To explore and visualise sources of variation in this dataset, we clustered a subset of 7,305 probes that were expressed in all 56 samples with a detection score >0.95 using principal components analysis (PCA) and hierarchical clustering methods. Figure 3 shows that PCA with three components separated the samples according to the five methods. The first two components in the PCA separated the PBMCs, B-cell CD19, B-cell CD20 from PAX and LCLs explaining 70% of the variance. The third component discriminated the PBMCs from B-cell CD19 and B-cell CD20 explaining 9.8% of the variance. Notably, B-cell CD19 and B-cell CD20 samples were clustered together.

Figure 3
figure 3

Principal components analysis of the samples.

We computed Partial Least Squares Discriminant Analysis (PLS-DA) models for each isolation method to examine sets of genes whose transcripts are responsible for separating the methods. For each model, we extracted the variable weights of the expression probes, ranked these variable weights and selected the 5% highest and 5% lowest ranked expression probes. Table 2 shows genes that were strongly up- or down-regulated in the PLS-DA models.

Table 2 Genes that were strongly up- or down-regulated for each cell and RNA isolation method.

These ten subsets of expression probes were then analyzed for statistical enrichment of Gene Ontology (GO) terms for Biological processes using all 7,305 expressed probes as a background list. The up-regulated probes in LCLs and the down-regulated probes of the B-cell CD20 samples (with an overlap of 50% of probes) revealed an enrichment of alcohol metabolic process (GO:0006066, False Discovery Rate (FDR) P = 2.0*10-7 and FDR P = 0.03) (see Additional file 2).

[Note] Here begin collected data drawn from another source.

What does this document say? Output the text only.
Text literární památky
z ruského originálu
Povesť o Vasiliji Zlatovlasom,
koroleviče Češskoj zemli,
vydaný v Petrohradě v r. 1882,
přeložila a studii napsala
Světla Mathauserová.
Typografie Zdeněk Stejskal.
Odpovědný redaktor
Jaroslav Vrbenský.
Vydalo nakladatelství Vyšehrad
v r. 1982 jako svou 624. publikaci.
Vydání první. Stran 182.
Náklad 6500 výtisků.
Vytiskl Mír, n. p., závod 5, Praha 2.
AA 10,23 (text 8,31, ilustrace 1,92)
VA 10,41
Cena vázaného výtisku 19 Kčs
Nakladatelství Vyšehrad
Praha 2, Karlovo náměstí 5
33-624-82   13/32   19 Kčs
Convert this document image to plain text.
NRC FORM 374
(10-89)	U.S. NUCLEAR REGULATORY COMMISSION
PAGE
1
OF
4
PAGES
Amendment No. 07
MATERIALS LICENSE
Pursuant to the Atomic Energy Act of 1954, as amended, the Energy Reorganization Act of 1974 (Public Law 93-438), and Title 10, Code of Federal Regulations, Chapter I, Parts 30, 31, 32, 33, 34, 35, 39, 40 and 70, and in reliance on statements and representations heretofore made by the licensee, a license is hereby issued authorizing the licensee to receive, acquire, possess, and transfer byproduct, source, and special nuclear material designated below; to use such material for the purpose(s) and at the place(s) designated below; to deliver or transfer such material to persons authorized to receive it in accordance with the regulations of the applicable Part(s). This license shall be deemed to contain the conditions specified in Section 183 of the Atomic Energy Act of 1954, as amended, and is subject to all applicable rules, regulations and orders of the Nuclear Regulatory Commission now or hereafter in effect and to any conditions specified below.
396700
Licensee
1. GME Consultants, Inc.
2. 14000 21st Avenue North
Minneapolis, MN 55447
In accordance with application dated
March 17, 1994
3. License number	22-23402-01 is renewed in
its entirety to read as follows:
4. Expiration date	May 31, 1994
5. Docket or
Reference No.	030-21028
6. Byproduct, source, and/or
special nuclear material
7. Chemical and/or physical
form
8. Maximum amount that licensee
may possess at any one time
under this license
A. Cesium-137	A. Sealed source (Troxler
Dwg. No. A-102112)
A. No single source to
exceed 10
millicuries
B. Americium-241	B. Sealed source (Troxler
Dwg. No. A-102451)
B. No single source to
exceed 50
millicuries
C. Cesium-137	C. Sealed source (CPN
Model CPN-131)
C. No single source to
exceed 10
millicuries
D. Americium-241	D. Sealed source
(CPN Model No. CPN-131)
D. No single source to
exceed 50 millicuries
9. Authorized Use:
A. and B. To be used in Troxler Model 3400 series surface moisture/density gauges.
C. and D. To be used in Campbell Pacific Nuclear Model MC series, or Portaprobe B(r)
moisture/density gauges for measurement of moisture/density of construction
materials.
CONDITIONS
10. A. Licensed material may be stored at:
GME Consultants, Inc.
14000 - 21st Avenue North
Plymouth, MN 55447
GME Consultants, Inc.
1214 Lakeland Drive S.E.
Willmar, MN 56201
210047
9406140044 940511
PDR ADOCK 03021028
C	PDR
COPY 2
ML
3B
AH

The GO terms "response to wounding" (GO:0009611) and "signal transduction" (GO:0007165) were enriched in the down-regulated probes of the LCLs (FDR P = 0.02, FDR P = 1.2*10-8) and the up-regulated probes of the PAX (FDR P = 0.002; FDR P = 0.001) and PBMCs (FDR P = 6.4*10-4; FDR P = 8.7*10-11). Hierarchical clustering of the variable weights of the 2,072 down- and up-regulated expression probes of all five methods resulted in clustering of transcripts according to these GO terms (Figure 4). To examine the concordance of gene expression measurements across methods, we extracted 1,952 expression probes that showed variable weights between -0.01 and 0.01 for all methods. GO analysis showed an enrichment of "secretion by cell" (GO:0032940: FDR P 3.2*10-3) and "antigen presentation and processing" (GO:0048000, FDR P = 0.02).

Figure 4
figure 4

Hierarchical clustering of 2,072 probes with 5% lowest and 5% highest PLS variable weights expressed across all 56 samples.

Gene expression differences between isolation methods are associated with cellular composition and B-cell manipulation

Because PLS-DA analysis only gives an overview of variation for probes across all methods, we refined our GO analysis by making pair-wise comparisons of closely related isolation methods focusing on i) uniquely detected probes and ii) overlapping detected probes that were significantly differentially expressed between two methods (Figure 5). In this analysis, we ranked the probes on significance and then selected 5% of the most significant probes that showed an at least three-fold change.

Figure 5
figure 5

Venn diagrams of the number of detected probes between A) PAX and PBMCs B) B-cell CD19 and LCLs C) B-cell CD19 and LCLs D) B-cell CD19 and B-cell CD20.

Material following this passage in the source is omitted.